The bears tried today to take this market down yet again. Give them an A for effort, but an F for results. For now that is.
This failure doesn’t necessarily mean their attempts are over, and that they won’t soon succeed. But you have to recognize what took place today, and simply say they couldn’t get the job done. We tested the 1262 gap top level numerous times, but the bulls wouldn’t allow it to crack. That would have then taken things down to the lower part of the gap at 1257, which separates things from more bullish to slightly bearish short-term. The bears banged on 1262 over and over today but they did not make it. This doesn’t change the fact that the market still has higher risk these days, and thus, you have to play appropriately. It means you can have some exposure, but never more than three plays for the time being.
The market is still not printing the candle that says the selling juncture has started big time. Until it does you have to respect things for what they are, and clearly, the market is still very bullish in nature. Some exposure, yes, but lots of exposure is not the right way to go about things. You buy the best set-ups, and today did flash a few good set-ups as things unwound a bit, which is where you go with your plays. Bottom line is things are still setting up on individual charts while the overall market hangs in very well. Three attempts by the bears to remove 1262 from their minds. All three have failed thus far. Tomorrow’s another day. The tails on the 20-day exponential moving averages tell us there can still be upside, even from these lofty levels.
Earnings season began tonight. Isn’t it always earnings season? It sure does seem that way. Tells me I’ve been doing this far too long. Alcoa, Inc. (AA) came out with solid earnings, but had made a nice run ahead of the report, thus, after an initial move up it went red a bit after hours. Nothing bad about the report and they said things looked real strong for 2011/2012. That’s faith when you go out a couple of years. It may need time to unwind a bit but the stock should hold up fairly well in the months to come.
There are only two other big reports this week, and they’re big time reports. Intel Corporation (INTC) on Thursday and JPMorgan Chase & Co. (JPM) on Friday. My gut feeling is the reports across the board overall are going to be very strong as those smart CEO’s have lowered the bar. How much is built in to these stocks is an unknown at this time, but if guidance is strong it’ll be hard to kill off the strong ones.

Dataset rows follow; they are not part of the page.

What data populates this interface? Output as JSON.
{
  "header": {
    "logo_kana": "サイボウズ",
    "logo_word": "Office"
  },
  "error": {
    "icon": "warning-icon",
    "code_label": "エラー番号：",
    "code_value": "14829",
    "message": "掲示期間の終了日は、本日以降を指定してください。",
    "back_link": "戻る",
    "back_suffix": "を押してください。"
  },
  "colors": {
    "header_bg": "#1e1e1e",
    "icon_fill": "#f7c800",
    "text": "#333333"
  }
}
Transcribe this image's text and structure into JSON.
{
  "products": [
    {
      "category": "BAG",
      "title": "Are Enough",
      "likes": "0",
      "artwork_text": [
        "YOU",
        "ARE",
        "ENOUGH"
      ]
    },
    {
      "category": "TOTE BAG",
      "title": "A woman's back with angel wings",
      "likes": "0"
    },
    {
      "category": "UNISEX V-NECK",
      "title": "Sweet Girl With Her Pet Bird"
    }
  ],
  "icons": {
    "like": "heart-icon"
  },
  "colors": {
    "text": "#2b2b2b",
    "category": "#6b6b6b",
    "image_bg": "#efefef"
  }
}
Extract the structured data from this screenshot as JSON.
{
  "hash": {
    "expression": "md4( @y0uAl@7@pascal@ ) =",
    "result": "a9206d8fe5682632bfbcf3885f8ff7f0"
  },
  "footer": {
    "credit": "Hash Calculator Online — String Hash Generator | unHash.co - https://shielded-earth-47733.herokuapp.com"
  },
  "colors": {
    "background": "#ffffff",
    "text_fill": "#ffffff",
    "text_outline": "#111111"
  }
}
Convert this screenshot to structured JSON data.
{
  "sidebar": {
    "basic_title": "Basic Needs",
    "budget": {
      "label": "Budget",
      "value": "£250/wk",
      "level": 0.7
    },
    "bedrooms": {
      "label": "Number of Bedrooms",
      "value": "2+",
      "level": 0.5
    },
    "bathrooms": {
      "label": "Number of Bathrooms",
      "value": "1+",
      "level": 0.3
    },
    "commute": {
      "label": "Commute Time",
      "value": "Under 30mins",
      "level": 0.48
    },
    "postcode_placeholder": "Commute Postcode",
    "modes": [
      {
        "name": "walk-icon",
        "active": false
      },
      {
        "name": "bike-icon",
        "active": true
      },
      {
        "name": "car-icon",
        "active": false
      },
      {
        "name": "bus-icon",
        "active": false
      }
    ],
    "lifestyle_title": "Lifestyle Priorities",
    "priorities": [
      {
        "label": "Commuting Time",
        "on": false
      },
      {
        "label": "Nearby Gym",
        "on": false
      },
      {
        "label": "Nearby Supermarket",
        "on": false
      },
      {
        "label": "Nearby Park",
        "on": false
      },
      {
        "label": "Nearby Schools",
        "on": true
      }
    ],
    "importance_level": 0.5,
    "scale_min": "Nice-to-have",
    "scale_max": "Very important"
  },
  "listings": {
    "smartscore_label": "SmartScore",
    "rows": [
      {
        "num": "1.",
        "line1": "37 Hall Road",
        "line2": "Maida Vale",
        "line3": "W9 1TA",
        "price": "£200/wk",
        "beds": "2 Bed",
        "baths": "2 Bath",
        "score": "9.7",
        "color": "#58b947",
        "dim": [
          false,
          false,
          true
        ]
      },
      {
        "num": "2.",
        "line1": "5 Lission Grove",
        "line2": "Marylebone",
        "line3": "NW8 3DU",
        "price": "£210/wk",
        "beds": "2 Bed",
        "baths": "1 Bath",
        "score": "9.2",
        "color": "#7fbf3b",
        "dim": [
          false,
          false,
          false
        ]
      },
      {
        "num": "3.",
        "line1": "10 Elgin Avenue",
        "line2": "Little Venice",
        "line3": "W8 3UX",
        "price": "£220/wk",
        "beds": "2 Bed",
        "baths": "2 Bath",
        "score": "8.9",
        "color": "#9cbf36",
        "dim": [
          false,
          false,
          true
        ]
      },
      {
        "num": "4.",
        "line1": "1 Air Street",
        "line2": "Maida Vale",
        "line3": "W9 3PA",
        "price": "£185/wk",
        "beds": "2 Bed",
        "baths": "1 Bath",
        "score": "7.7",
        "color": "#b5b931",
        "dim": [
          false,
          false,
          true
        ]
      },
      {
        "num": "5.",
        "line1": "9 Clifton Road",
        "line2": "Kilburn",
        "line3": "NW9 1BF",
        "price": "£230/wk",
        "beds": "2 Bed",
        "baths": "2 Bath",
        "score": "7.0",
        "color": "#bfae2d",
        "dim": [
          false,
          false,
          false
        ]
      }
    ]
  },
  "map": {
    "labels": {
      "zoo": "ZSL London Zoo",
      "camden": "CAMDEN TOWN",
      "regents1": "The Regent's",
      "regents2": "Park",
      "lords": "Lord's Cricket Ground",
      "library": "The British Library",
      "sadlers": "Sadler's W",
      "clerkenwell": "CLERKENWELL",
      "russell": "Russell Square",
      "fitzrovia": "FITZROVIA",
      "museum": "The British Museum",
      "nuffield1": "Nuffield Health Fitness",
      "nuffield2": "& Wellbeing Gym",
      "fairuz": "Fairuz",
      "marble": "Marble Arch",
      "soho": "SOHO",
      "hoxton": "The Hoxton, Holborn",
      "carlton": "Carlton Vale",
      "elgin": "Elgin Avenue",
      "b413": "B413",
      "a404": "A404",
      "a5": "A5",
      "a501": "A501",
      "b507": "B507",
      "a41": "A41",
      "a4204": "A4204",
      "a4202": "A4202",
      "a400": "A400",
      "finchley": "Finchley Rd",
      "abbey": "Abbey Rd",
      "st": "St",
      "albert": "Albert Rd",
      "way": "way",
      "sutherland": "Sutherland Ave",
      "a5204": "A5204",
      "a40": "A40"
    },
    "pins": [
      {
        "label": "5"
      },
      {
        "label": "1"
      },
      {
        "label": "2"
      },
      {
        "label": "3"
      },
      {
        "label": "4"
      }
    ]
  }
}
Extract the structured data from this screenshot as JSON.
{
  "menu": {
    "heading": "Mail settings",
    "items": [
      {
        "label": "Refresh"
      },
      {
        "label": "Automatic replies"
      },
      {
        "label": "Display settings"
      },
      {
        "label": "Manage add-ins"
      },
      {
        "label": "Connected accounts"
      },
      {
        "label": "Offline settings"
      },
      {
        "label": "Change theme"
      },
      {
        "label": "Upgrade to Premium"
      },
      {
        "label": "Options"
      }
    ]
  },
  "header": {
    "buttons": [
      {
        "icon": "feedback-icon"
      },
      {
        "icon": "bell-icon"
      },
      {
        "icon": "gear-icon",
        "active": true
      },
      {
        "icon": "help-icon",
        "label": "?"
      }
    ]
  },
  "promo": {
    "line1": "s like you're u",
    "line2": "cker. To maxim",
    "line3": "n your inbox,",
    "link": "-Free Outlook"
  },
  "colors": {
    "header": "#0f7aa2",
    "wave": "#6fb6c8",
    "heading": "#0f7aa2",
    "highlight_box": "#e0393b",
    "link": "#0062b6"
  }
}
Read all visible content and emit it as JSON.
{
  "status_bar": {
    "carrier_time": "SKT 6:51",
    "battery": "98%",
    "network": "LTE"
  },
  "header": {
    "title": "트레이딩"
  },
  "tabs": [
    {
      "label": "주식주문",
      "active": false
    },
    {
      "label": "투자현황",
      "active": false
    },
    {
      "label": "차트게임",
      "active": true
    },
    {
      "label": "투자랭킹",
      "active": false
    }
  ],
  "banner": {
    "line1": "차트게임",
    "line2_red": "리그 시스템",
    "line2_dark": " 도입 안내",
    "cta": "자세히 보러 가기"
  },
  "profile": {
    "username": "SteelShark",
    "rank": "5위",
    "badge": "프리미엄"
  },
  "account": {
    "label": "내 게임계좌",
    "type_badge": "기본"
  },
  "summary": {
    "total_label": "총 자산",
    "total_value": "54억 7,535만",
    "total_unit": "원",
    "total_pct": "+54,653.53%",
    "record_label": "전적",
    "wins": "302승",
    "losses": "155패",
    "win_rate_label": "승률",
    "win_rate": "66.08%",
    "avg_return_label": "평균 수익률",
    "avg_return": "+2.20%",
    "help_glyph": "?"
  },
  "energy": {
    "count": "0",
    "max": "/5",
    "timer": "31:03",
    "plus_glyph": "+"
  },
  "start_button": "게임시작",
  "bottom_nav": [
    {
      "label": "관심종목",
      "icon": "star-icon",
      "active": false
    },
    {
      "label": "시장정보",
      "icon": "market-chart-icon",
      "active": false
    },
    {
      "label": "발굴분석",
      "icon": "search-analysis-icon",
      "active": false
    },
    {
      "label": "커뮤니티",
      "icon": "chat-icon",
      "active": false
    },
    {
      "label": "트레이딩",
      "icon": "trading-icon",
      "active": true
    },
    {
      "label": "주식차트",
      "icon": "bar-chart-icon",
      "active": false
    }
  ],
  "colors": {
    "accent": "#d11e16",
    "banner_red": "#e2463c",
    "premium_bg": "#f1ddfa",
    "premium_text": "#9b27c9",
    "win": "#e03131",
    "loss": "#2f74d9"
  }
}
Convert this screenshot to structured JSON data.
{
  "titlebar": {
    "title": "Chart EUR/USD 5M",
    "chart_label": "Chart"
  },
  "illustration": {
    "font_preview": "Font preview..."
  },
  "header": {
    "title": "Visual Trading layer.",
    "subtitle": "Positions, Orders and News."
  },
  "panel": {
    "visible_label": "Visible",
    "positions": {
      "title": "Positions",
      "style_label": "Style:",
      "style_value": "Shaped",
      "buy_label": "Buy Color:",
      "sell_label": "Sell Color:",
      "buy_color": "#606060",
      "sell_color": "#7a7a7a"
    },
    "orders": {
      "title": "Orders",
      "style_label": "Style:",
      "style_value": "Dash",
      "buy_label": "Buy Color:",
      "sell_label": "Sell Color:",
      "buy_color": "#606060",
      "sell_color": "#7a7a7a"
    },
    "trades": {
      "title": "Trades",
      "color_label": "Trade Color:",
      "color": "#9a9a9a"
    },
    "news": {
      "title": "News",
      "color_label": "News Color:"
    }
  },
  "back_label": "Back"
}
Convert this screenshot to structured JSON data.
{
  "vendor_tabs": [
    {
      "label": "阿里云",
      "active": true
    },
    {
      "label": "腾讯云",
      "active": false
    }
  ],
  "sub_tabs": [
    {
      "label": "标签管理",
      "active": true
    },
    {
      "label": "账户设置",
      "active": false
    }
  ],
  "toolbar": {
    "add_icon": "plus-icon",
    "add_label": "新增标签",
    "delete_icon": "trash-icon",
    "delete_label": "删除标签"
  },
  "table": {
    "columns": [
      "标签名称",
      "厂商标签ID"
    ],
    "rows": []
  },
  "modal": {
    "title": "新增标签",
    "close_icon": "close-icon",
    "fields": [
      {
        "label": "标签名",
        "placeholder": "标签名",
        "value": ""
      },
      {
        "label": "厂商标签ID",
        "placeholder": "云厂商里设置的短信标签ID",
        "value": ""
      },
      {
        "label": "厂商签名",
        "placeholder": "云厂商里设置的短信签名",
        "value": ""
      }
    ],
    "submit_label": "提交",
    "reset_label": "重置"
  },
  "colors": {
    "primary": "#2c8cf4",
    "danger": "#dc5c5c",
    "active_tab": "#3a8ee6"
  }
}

There are always disappointments, and they will get smoked, but the majority will be very strong.
I think earnings, more than anything else over time, will be the catalyst that will help this market have another strong year when we see December 31, 2011. There is no mistaking that the best of the move has been made over the past many months. That doesn’t mean individual stocks can not do very well from here while others struggle mightily. It is ultimately all about picking good stocks that are not overbought and that have pulled back and unwound their oscillators. No guarantee that’ll work either if the market decides to throw in the towel for a while, but you have to maintain some exposure while the market tries to grind higher. This likely means getting caught in a play or two, but that’s the price you have to be willing to pay. You can stay all cash until the big push down comes, but again, there’s no way to know when it will, thus, you hang in there for a while and see how it plays out with some small exposure in strong set ups.
1262 is the top of the gap the bears have to eat through, so they can then fight the bottom of the gap at 1257. Only, and I mean only, when the bears can close this market somewhat below 1257 can they start to feel better about their prospects for the short-term. Anything else is just noise. The bulls are fighting the 1280 area, and for now, this is acting as big resistance. Sentiment issues are somewhat unfavorable and the weekly charts are all, basically, touching 70 RSI’s. Some daily RSI’s are now a bit below 70, but the combination of daily and weekly overbought conditions isn’t the best of news for the bulls short-term. Be very careful out there.